Russell takes issue with the authority of common sense by showing that the appearances of the table are numerous and contradictory and cannot be said to suffice as a description of one reality. Confusion about the table's color, texture, and shape, are sufficient to prompt doubt as to whether or not the table exists at all. Belief in the table remains dubious until Russell creates a distinction between the table and sense-data representing the table. Engaging Russell's language allows us to separate our experience of the table, which becomes confusing, from an idea of a real table removed from our perception.

At the end of chapter 1, Russell writes, "Philosophy, if it cannot answer so many questions as we could wish, has at least the power of asking questions which increase the interest of the world, and show the strangeness and wonder lying just below the surface even in the commonest things of daily life." This philosophic capacity to ask questions finds thematic expression throughout the work. Here, the sudden way that reflective questioning can contradict our ordinary view of the world makes clear the necessity of Russell's project. He identifies a need for a theory of knowledge that will reconcile what appears to be from what really is. Russell also appeals to an urge to practice knowledge responsibly, that in order to make statements or hold beliefs about knowledge, we must be able to substantiate that our knowledge is faithful to reality.
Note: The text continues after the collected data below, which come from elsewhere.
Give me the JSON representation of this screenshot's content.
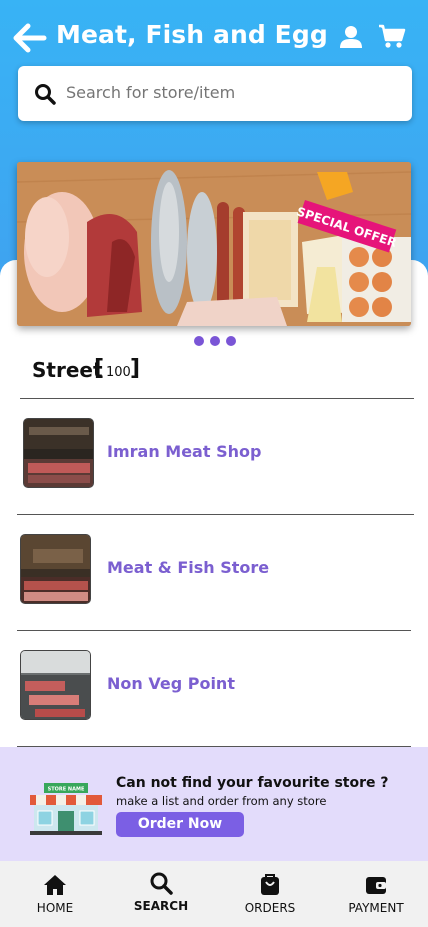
{
  "header": {
    "title": "Meat, Fish and Egg",
    "back_icon": "arrow-left-icon",
    "user_icon": "user-icon",
    "cart_icon": "cart-icon"
  },
  "search": {
    "placeholder": "Search for store/item",
    "icon": "search-icon"
  },
  "banner": {
    "badge": "SPECIAL OFFER",
    "slides_indicator_count": 3
  },
  "street": {
    "label": "Street",
    "count": "100"
  },
  "stores": [
    {
      "name": "Imran Meat Shop"
    },
    {
      "name": "Meat & Fish Store"
    },
    {
      "name": "Non Veg Point"
    }
  ],
  "promo": {
    "title": "Can not find your favourite store ?",
    "subtitle": "make a list and order from any store",
    "button": "Order Now",
    "sign": "STORE NAME"
  },
  "nav": [
    {
      "label": "HOME",
      "icon": "home-icon"
    },
    {
      "label": "SEARCH",
      "icon": "search-icon",
      "active": true
    },
    {
      "label": "ORDERS",
      "icon": "shopping-bag-icon"
    },
    {
      "label": "PAYMENT",
      "icon": "wallet-icon"
    }
  ],
  "colors": {
    "header_bg": "#3fa3f0",
    "accent": "#7b5fd0",
    "promo_bg": "#e3dcfb",
    "button": "#7b5fe4"
  }
}
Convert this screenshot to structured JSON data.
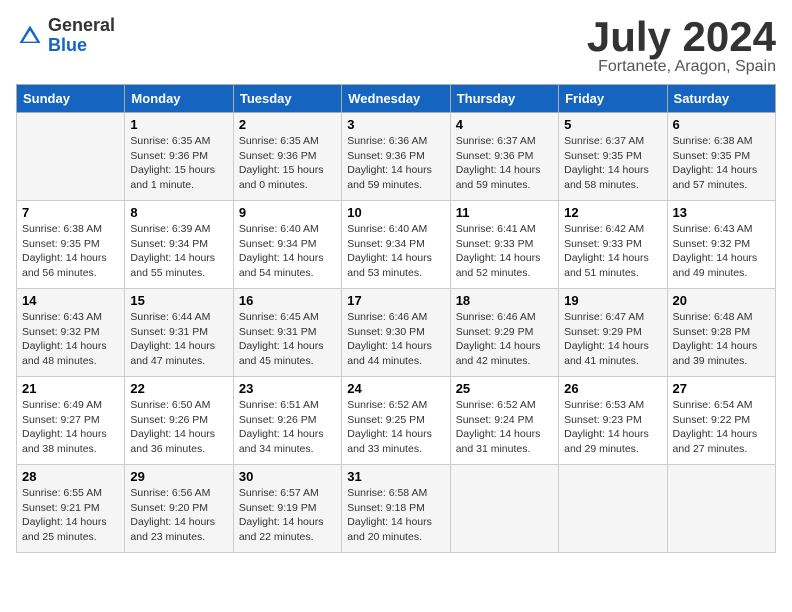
{
  "logo": {
    "general": "General",
    "blue": "Blue"
  },
  "title": "July 2024",
  "subtitle": "Fortanete, Aragon, Spain",
  "days_of_week": [
    "Sunday",
    "Monday",
    "Tuesday",
    "Wednesday",
    "Thursday",
    "Friday",
    "Saturday"
  ],
  "weeks": [
    [
      {
        "day": "",
        "sunrise": "",
        "sunset": "",
        "daylight": ""
      },
      {
        "day": "1",
        "sunrise": "Sunrise: 6:35 AM",
        "sunset": "Sunset: 9:36 PM",
        "daylight": "Daylight: 15 hours and 1 minute."
      },
      {
        "day": "2",
        "sunrise": "Sunrise: 6:35 AM",
        "sunset": "Sunset: 9:36 PM",
        "daylight": "Daylight: 15 hours and 0 minutes."
      },
      {
        "day": "3",
        "sunrise": "Sunrise: 6:36 AM",
        "sunset": "Sunset: 9:36 PM",
        "daylight": "Daylight: 14 hours and 59 minutes."
      },
      {
        "day": "4",
        "sunrise": "Sunrise: 6:37 AM",
        "sunset": "Sunset: 9:36 PM",
        "daylight": "Daylight: 14 hours and 59 minutes."
      },
      {
        "day": "5",
        "sunrise": "Sunrise: 6:37 AM",
        "sunset": "Sunset: 9:35 PM",
        "daylight": "Daylight: 14 hours and 58 minutes."
      },
      {
        "day": "6",
        "sunrise": "Sunrise: 6:38 AM",
        "sunset": "Sunset: 9:35 PM",
        "daylight": "Daylight: 14 hours and 57 minutes."
      }
    ],
    [
      {
        "day": "7",
        "sunrise": "Sunrise: 6:38 AM",
        "sunset": "Sunset: 9:35 PM",
        "daylight": "Daylight: 14 hours and 56 minutes."
      },
      {
        "day": "8",
        "sunrise": "Sunrise: 6:39 AM",
        "sunset": "Sunset: 9:34 PM",
        "daylight": "Daylight: 14 hours and 55 minutes."
      },
      {
        "day": "9",
        "sunrise": "Sunrise: 6:40 AM",
        "sunset": "Sunset: 9:34 PM",
        "daylight": "Daylight: 14 hours and 54 minutes."
      },
      {
        "day": "10",
        "sunrise": "Sunrise: 6:40 AM",
        "sunset": "Sunset: 9:34 PM",
        "daylight": "Daylight: 14 hours and 53 minutes."
      },
      {
        "day": "11",
        "sunrise": "Sunrise: 6:41 AM",
        "sunset": "Sunset: 9:33 PM",
        "daylight": "Daylight: 14 hours and 52 minutes."
      },
      {
        "day": "12",
        "sunrise": "Sunrise: 6:42 AM",
        "sunset": "Sunset: 9:33 PM",
        "daylight": "Daylight: 14 hours and 51 minutes."
      },
      {
        "day": "13",
        "sunrise": "Sunrise: 6:43 AM",
        "sunset": "Sunset: 9:32 PM",
        "daylight": "Daylight: 14 hours and 49 minutes."
      }
    ],
    [
      {
        "day": "14",
        "sunrise": "Sunrise: 6:43 AM",
        "sunset": "Sunset: 9:32 PM",
        "daylight": "Daylight: 14 hours and 48 minutes."
      },
      {
        "day": "15",
        "sunrise": "Sunrise: 6:44 AM",
        "sunset": "Sunset: 9:31 PM",
        "daylight": "Daylight: 14 hours and 47 minutes."
      },
      {
        "day": "16",
        "sunrise": "Sunrise: 6:45 AM",
        "sunset": "Sunset: 9:31 PM",
        "daylight": "Daylight: 14 hours and 45 minutes."
      },
      {
        "day": "17",
        "sunrise": "Sunrise: 6:46 AM",
        "sunset": "Sunset: 9:30 PM",
        "daylight": "Daylight: 14 hours and 44 minutes."
      },
      {
        "day": "18",
        "sunrise": "Sunrise: 6:46 AM",
        "sunset": "Sunset: 9:29 PM",
        "daylight": "Daylight: 14 hours and 42 minutes."
      },
      {
        "day": "19",
        "sunrise": "Sunrise: 6:47 AM",
        "sunset": "Sunset: 9:29 PM",
        "daylight": "Daylight: 14 hours and 41 minutes."
      },
      {
        "day": "20",
        "sunrise": "Sunrise: 6:48 AM",
        "sunset": "Sunset: 9:28 PM",
        "daylight": "Daylight: 14 hours and 39 minutes."
      }
    ],
    [
      {
        "day": "21",
        "sunrise": "Sunrise: 6:49 AM",
        "sunset": "Sunset: 9:27 PM",
        "daylight": "Daylight: 14 hours and 38 minutes."
      },
      {
        "day": "22",
        "sunrise": "Sunrise: 6:50 AM",
        "sunset": "Sunset: 9:26 PM",
        "daylight": "Daylight: 14 hours and 36 minutes."
      },
      {
        "day": "23",
        "sunrise": "Sunrise: 6:51 AM",
        "sunset": "Sunset: 9:26 PM",
        "daylight": "Daylight: 14 hours and 34 minutes."
      },
      {
        "day": "24",
        "sunrise": "Sunrise: 6:52 AM",
        "sunset": "Sunset: 9:25 PM",
        "daylight": "Daylight: 14 hours and 33 minutes."
      },
      {
        "day": "25",
        "sunrise": "Sunrise: 6:52 AM",
        "sunset": "Sunset: 9:24 PM",
        "daylight": "Daylight: 14 hours and 31 minutes."
      },
      {
        "day": "26",
        "sunrise": "Sunrise: 6:53 AM",
        "sunset": "Sunset: 9:23 PM",
        "daylight": "Daylight: 14 hours and 29 minutes."
      },
      {
        "day": "27",
        "sunrise": "Sunrise: 6:54 AM",
        "sunset": "Sunset: 9:22 PM",
        "daylight": "Daylight: 14 hours and 27 minutes."
      }
    ],
    [
      {
        "day": "28",
        "sunrise": "Sunrise: 6:55 AM",
        "sunset": "Sunset: 9:21 PM",
        "daylight": "Daylight: 14 hours and 25 minutes."
      },
      {
        "day": "29",
        "sunrise": "Sunrise: 6:56 AM",
        "sunset": "Sunset: 9:20 PM",
        "daylight": "Daylight: 14 hours and 23 minutes."
      },
      {
        "day": "30",
        "sunrise": "Sunrise: 6:57 AM",
        "sunset": "Sunset: 9:19 PM",
        "daylight": "Daylight: 14 hours and 22 minutes."
      },
      {
        "day": "31",
        "sunrise": "Sunrise: 6:58 AM",
        "sunset": "Sunset: 9:18 PM",
        "daylight": "Daylight: 14 hours and 20 minutes."
      },
      {
        "day": "",
        "sunrise": "",
        "sunset": "",
        "daylight": ""
      },
      {
        "day": "",
        "sunrise": "",
        "sunset": "",
        "daylight": ""
      },
      {
        "day": "",
        "sunrise": "",
        "sunset": "",
        "daylight": ""
      }
    ]
  ]
}
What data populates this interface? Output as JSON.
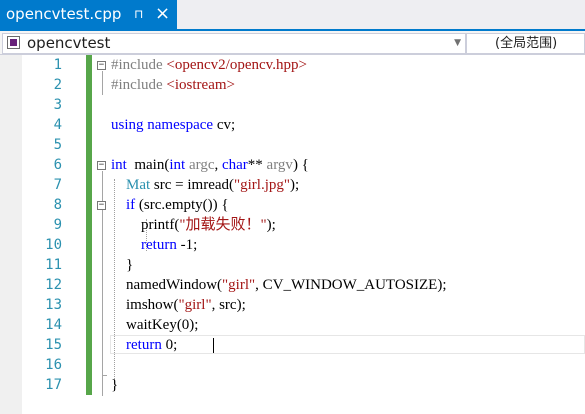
{
  "tab": {
    "title": "opencvtest.cpp",
    "pin_icon": "⊓",
    "close_icon": "×"
  },
  "navbar": {
    "scope": "opencvtest",
    "member": "(全局范围)",
    "dropdown_arrow": "▼"
  },
  "editor": {
    "fold_minus": "−",
    "lines": [
      {
        "num": "1",
        "code": "#include <opencv2/opencv.hpp>"
      },
      {
        "num": "2",
        "code": "#include <iostream>"
      },
      {
        "num": "3",
        "code": ""
      },
      {
        "num": "4",
        "code": "using namespace cv;"
      },
      {
        "num": "5",
        "code": ""
      },
      {
        "num": "6",
        "code": "int  main(int argc, char** argv) {"
      },
      {
        "num": "7",
        "code": "    Mat src = imread(\"girl.jpg\");"
      },
      {
        "num": "8",
        "code": "    if (src.empty()) {"
      },
      {
        "num": "9",
        "code": "        printf(\"加载失败！\");"
      },
      {
        "num": "10",
        "code": "        return -1;"
      },
      {
        "num": "11",
        "code": "    }"
      },
      {
        "num": "12",
        "code": "    namedWindow(\"girl\", CV_WINDOW_AUTOSIZE);"
      },
      {
        "num": "13",
        "code": "    imshow(\"girl\", src);"
      },
      {
        "num": "14",
        "code": "    waitKey(0);"
      },
      {
        "num": "15",
        "code": "    return 0;"
      },
      {
        "num": "16",
        "code": ""
      },
      {
        "num": "17",
        "code": "}"
      }
    ]
  },
  "colors": {
    "accent": "#007acc",
    "keyword": "#0000ff",
    "string": "#a31515",
    "preprocessor": "#808080",
    "type": "#2b91af",
    "parameter": "#808080",
    "line_number": "#2b91af",
    "changebar": "#57a64a"
  }
}
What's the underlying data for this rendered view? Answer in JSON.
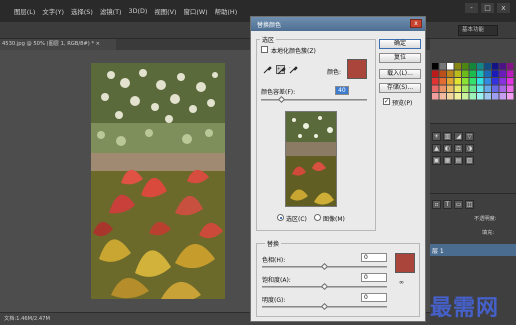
{
  "menubar": {
    "items": [
      "图层(L)",
      "文字(Y)",
      "选择(S)",
      "滤镜(T)",
      "3D(D)",
      "视图(V)",
      "窗口(W)",
      "帮助(H)"
    ],
    "window_buttons": [
      "-",
      "□",
      "x"
    ]
  },
  "options_bar": {
    "workspace": "基本功能"
  },
  "document": {
    "tab_label": "4530.jpg @ 50% (图层 1, RGB/8#) * ×",
    "status": "文档:1.46M/2.47M"
  },
  "panels": {
    "opacity_label": "不透明度:",
    "fill_label": "填充:",
    "layer_name": "层 1"
  },
  "dialog": {
    "title": "替换颜色",
    "close_glyph": "x",
    "selection_group": "选区",
    "localized_clusters_label": "本地化颜色簇(Z)",
    "color_label": "颜色:",
    "color_swatch": "#a9453b",
    "fuzziness_label": "颜色容差(F):",
    "fuzziness_value": "40",
    "fuzziness_fraction": 0.2,
    "radio_selection": "选区(C)",
    "radio_image": "图像(M)",
    "replacement_group": "替换",
    "hue_label": "色相(H):",
    "hue_value": "0",
    "saturation_label": "饱和度(A):",
    "saturation_value": "0",
    "lightness_label": "明度(G):",
    "lightness_value": "0",
    "result_swatch": "#a9453b",
    "buttons": {
      "ok": "确定",
      "reset": "复位",
      "load": "载入(L)...",
      "save": "存储(S)..."
    },
    "preview_label": "预览(P)",
    "preview_checked": true
  },
  "watermark": "最需网",
  "icons": {
    "eyedropper": "eyedropper-icon",
    "eyedropper_add": "eyedropper-plus-icon",
    "eyedropper_subtract": "eyedropper-minus-icon",
    "check": "checkmark-icon"
  },
  "colors": {
    "app_bg": "#535353",
    "menubar_bg": "#2a2a2a",
    "dialog_bg": "#eaeaea",
    "title_bar": "#5b7ea3",
    "watermark": "#4560c9"
  }
}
Russell's sense-data terminology endures as a helpful reference throughout the work and also as a touchstone of modern philosophy. His table is the illustrative case of sense-data, famous from this popular work, and used as a staple of contemporary philosophical discussion. Among the philosophers who have responded to it in their own works, Hilary Putnam notably identifies Russell's table in his most recent work The Threefold Cord. Putnam discusses the notion of sense-data as a mistaken conceptualization of reality, which Russell developed as a result of the limitations of his scientific age. The mistake does not necessarily rest on an issue of perspective, because the table still might be one color, just affected by a force of nature not identified, not taken into account; if it were, then the table's color would be constant, and still independent of the observer.